Trechos de um diário encontrado no casaco de um soldado francês
da primeira guerra mundial morto durante a Batalha de Verdun, em 1916.
“É Terrível esta carnificina desumana que se abate sobre
território sagrado da França. Alemães e franceses massacrando-se mutuamente,
jovens que já estão a lutar por muito tempo sem saber o real motivo desta
maldita guerra.
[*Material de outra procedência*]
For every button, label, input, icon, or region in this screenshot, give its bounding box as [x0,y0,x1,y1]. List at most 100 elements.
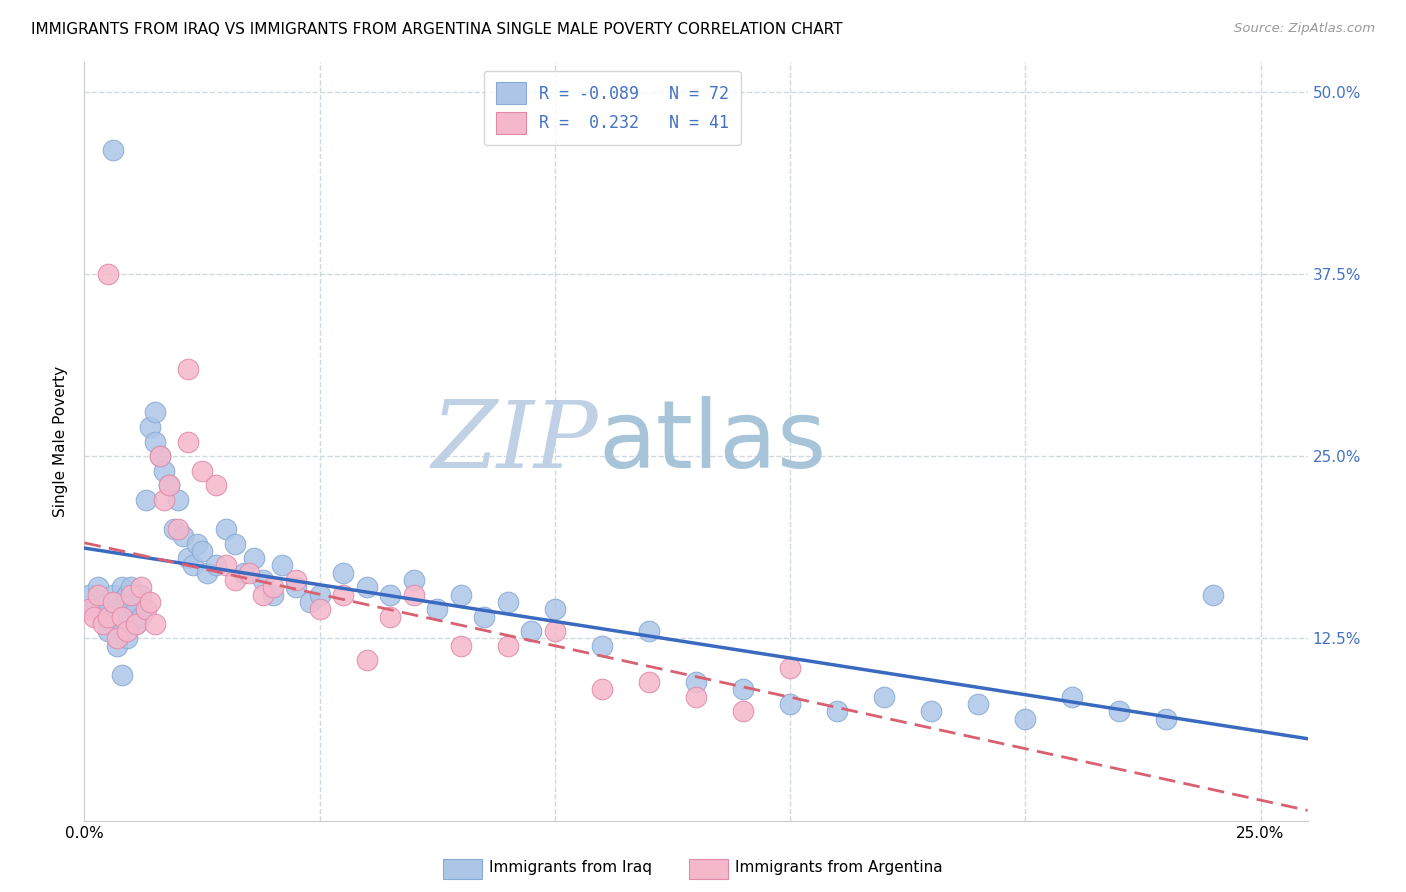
Point [105,632,128,646]
Point [402,573,425,587]
Point [115,632,138,646]
Point [135,602,157,616]
Point [105,602,128,616]
Point [496,639,519,653]
Point [380,588,402,602]
Point [450,639,472,653]
Point [139,595,162,609]
Point [91,609,114,624]
Point [167,492,190,507]
Point [153,492,176,507]
Point [97,609,120,624]
Point [1202,588,1225,602]
Point [233,566,256,580]
Point [149,449,172,463]
Point [167,522,190,536]
Y-axis label: Single Male Poverty: Single Male Poverty [53,366,69,517]
Point [214,522,236,536]
Point [177,434,200,449]
Point [1108,704,1130,718]
Point [205,558,228,573]
Point [172,529,194,543]
Point [920,704,942,718]
Point [186,536,208,550]
Point [308,602,330,616]
Point [731,682,754,697]
Point [332,588,354,602]
Text: atlas: atlas [598,395,827,488]
Point [143,405,166,419]
Point [125,602,148,616]
Point [101,143,124,157]
Point [214,558,236,573]
Point [544,624,567,639]
Point [873,690,896,704]
Point [402,588,425,602]
Point [129,580,152,594]
Point [496,595,519,609]
Point [252,573,274,587]
Point [195,566,218,580]
Point [135,492,157,507]
Point [97,267,120,281]
Point [1062,690,1084,704]
Point [77,588,100,602]
Point [120,595,142,609]
Point [638,675,661,690]
Point [157,478,180,492]
Point [120,588,142,602]
Text: Immigrants from Iraq: Immigrants from Iraq [489,860,652,874]
Point [472,609,495,624]
Point [825,704,848,718]
Point [177,361,200,376]
Point [308,588,330,602]
Point [149,449,172,463]
Point [224,573,246,587]
Point [426,602,449,616]
Point [111,668,134,682]
Point [242,551,264,566]
Point [111,609,134,624]
Point [101,595,124,609]
Text: Immigrants from Argentina: Immigrants from Argentina [735,860,943,874]
Point [638,624,661,639]
Point [591,639,613,653]
Point [129,609,152,624]
Point [731,704,754,718]
Point [1014,712,1036,726]
Point [332,566,354,580]
Text: Source: ZipAtlas.com: Source: ZipAtlas.com [1234,22,1375,36]
Point [163,522,186,536]
Point [262,580,284,594]
Point [380,609,402,624]
Point [181,558,204,573]
Point [83,602,105,616]
Point [685,690,707,704]
Point [143,616,166,631]
Point [129,588,152,602]
Point [262,588,284,602]
Point [779,697,801,711]
Point [224,536,246,550]
Point [450,588,472,602]
Point [779,660,801,674]
Point [153,464,176,478]
Point [356,580,378,594]
Point [139,420,162,434]
Point [87,588,110,602]
Point [967,697,990,711]
Point [87,580,110,594]
Point [520,624,543,639]
Point [299,595,322,609]
Point [125,616,148,631]
Point [285,573,308,587]
Point [271,558,294,573]
Point [544,602,567,616]
Point [157,478,180,492]
Point [285,580,308,594]
Point [115,588,138,602]
Point [191,544,214,558]
Text: IMMIGRANTS FROM IRAQ VS IMMIGRANTS FROM ARGENTINA SINGLE MALE POVERTY CORRELATIO: IMMIGRANTS FROM IRAQ VS IMMIGRANTS FROM … [31,22,842,37]
Point [105,639,128,653]
Point [191,464,214,478]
Acostumei-me com o barulho constante das salvas de
metralhadora, dos rugidos da artilharia inimiga e das súplicas de meus
companheiros por uma morte quando jazem feridos ao chão, pedindo para serem
mortos e assim evitar o sofrimento torturante da guerra. Perdi a conta de
quantos soldados acabaram enlouquecendo nesta insana batalha, alguns viram
novamente crianças de berço, pedindo pelo abraço de sua mãe, outros tantos
acabam cometendo suicídio para aliviar a vista de tamanha crueldade que se faz
com o semelhante. Rezo constantemente para não pisar em uma mina a cada passo
dado em direção da trincheira adversária, nada é mais temeroso do que sentir
aquela explosão debaixo dos pés ao atravessar o arame-farpado, clamar por
proteção para não ter o crânio aberto com uma rajada de metralhadora ou não
virar poeira perante a explosão da artilharia alemã. Não sei mais o que
significa as palavras sono e descanso, permaneço em constante estado de vigilância
paranoica temendo um ataque de algum germânico na calada da noite, com sua
baioneta reluzente pronta a me apunhalar. Entretanto, mesmo entre os horrores
desta maldita guerra, existe algo em que consigo apegar-me para manter a
lucidez nestes momentos ingloriosos e definitivos: a lembrança dos olhos de Françoise.
De fato, é sua face que está cravada na minha memória a chama que me mantém
acesso aqui no fronte e me da esperanças de sair com vida deste inferno na
terra. Em meio a gritos de morte, chorume de corpos decompostos, busco o
conforto no passado que em meio a realidade do banho de sangue em que vivo, o
pouco tempo no Litoral da Normandia ao seu lado são a redenção de minha alma,
fragmentos na memória que dão alguma motivação para continuar lutando e
sobrevivendo em meio ao morticínio. O Frio rasga e dilacera meu peito nesta
causa irracional ao qual o governo nos chamou, para defendermos a pátria, mas
este frio não me maltrata mais que a distancia dos teus braços e seu frouxo
riso, a angustia que o pensamento de morrer aqui em meio a tiros e espíritos mutilados
pelos embates selvagens são acima de tudo, por crer que com a morte,
definitivamente jamais compartilharei de teus lábios novamente, ou das tuas
palavras suaves sobre como me enrolava ao tentar lhe despir por completo, ou
até mesmo das suas caretas de birra quando contrariada. Neste Inverno frio da
alma, teu calor é o que me falta acima de tudo, me apego na chance de voltar a tê-lo
para conseguir sobreviver a este matadouro de homens e ceifador dos sonhos. O
Pensamento de perder ao fim sua presença diante do meu corpo e alma é maior que
o medo da invalidez ou da morte no campo de batalha, nada é mais importante do
que sua aura para mim, que se dane a França, o estado, o presidente, a torre Eiffel,
Paris ou estes malditos comedores de chucrute do outro lado do Reno, são eles
que me privam de sua presença e dos fogos ardorosos de seus traços, do teu amor
revigorante e libertador, a minha redenção para os pecados cometidos na guerra.
Precisava realmente escrever sobre Françoise, o meu único motivo para manter-me
lutando, neste momento é o que acaba me concentrando mesmo com o aumento e a aproximação
dos canhões alemães, cada vez mais da para ouvir como se eles estivessem
prestes a cair ao meu lad.....”
Trecho em que o fragmento do diário termina bruscamente.